FC Bayern München
Rom vor der Brust, Personalplanung im Kopf

Frust statt Lust, Unruhe statt Aufbruch: Angesichts der großen Probleme in der Bundesliga gerät bei Bayern München das heutige Champions-League-Spiel beim AS Rom zur Nebensache. Vor allem Vorstandschef Karl-Heinz Rummenigge und Trainer Louis van Gaal befinden sich auf Konfrontationskurs.

Frust statt Lust, Unruhe statt Aufbruch: Angesichts der großen Probleme in der Bundesliga gerät bei Bayern München das heutige Champions-League-Spiel (20.45 Uhr/Sky) beim AS Rom zur Nebensache.
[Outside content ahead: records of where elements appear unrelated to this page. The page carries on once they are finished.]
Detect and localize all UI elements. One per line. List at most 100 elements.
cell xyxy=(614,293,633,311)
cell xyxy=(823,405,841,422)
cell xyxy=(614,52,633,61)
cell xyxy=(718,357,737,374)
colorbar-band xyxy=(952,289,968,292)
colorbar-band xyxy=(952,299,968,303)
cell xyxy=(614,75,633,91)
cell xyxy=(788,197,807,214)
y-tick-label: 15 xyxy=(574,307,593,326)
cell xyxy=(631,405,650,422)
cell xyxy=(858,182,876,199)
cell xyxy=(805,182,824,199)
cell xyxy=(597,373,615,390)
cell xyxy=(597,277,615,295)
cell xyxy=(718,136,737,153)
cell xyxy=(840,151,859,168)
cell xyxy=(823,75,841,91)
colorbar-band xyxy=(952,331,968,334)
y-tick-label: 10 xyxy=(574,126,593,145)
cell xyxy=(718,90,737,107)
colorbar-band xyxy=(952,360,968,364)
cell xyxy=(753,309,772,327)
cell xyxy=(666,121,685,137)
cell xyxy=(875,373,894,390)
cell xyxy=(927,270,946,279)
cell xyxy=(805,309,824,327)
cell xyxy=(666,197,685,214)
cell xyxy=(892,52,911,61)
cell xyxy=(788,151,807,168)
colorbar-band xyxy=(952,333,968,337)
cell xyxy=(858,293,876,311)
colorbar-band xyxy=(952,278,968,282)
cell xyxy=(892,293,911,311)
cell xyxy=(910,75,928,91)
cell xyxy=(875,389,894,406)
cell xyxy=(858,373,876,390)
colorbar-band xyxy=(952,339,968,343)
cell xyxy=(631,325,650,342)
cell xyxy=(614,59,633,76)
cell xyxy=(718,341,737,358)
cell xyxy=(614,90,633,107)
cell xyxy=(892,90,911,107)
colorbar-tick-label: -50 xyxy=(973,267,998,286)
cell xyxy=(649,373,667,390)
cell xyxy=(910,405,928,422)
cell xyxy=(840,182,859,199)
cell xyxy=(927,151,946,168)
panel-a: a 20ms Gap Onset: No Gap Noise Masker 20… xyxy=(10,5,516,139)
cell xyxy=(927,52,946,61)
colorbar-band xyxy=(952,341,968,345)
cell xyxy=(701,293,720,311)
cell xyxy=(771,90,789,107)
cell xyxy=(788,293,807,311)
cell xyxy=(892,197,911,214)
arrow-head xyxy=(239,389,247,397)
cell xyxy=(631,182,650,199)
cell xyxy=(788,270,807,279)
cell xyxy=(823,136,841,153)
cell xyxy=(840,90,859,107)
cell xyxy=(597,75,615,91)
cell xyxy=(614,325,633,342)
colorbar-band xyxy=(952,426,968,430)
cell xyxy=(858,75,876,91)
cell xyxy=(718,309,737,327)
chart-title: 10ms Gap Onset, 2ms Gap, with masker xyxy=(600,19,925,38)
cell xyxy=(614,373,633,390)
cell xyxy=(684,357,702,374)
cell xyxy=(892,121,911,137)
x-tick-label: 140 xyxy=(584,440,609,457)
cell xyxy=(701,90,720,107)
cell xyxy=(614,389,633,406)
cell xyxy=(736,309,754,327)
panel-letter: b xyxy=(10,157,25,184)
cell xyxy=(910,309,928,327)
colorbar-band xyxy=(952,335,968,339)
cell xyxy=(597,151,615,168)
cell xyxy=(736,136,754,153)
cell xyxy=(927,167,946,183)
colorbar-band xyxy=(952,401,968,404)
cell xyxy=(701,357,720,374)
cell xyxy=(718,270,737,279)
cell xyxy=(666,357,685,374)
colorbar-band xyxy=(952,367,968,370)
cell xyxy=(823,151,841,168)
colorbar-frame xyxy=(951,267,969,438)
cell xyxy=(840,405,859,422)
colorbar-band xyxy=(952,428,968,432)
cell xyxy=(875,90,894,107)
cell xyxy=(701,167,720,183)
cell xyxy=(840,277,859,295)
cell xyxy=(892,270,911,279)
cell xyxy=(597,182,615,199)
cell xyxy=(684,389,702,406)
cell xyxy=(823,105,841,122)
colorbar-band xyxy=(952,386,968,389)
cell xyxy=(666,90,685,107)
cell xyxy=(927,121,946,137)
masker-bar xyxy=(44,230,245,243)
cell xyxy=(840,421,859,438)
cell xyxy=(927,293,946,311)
Vor dem Abflug am Montagmittag sprach Vorstandschef Karl-Heinz Rummenigge im anhaltenden Vertragspoker um Bastian Schweinsteiger vielmehr ein Machtwort und schloss einen vorzeitigen Verkauf des Nationalspielers aus. Zudem kündigte er für die Winterpause Verstärkungen in der zuletzt viel kritisierten Abwehr an.

"Ich habe immer gesagt, dass wir den Vertrag mit Bastian unbedingt verlängern wollen. Daran arbeiten wir. Aber wenn das nicht gelingt, dann bleibt er sicher bis zum 30. Juni 2012 beim FC Bayern", sagte Rummenigge und konterte damit Louis van Gaal.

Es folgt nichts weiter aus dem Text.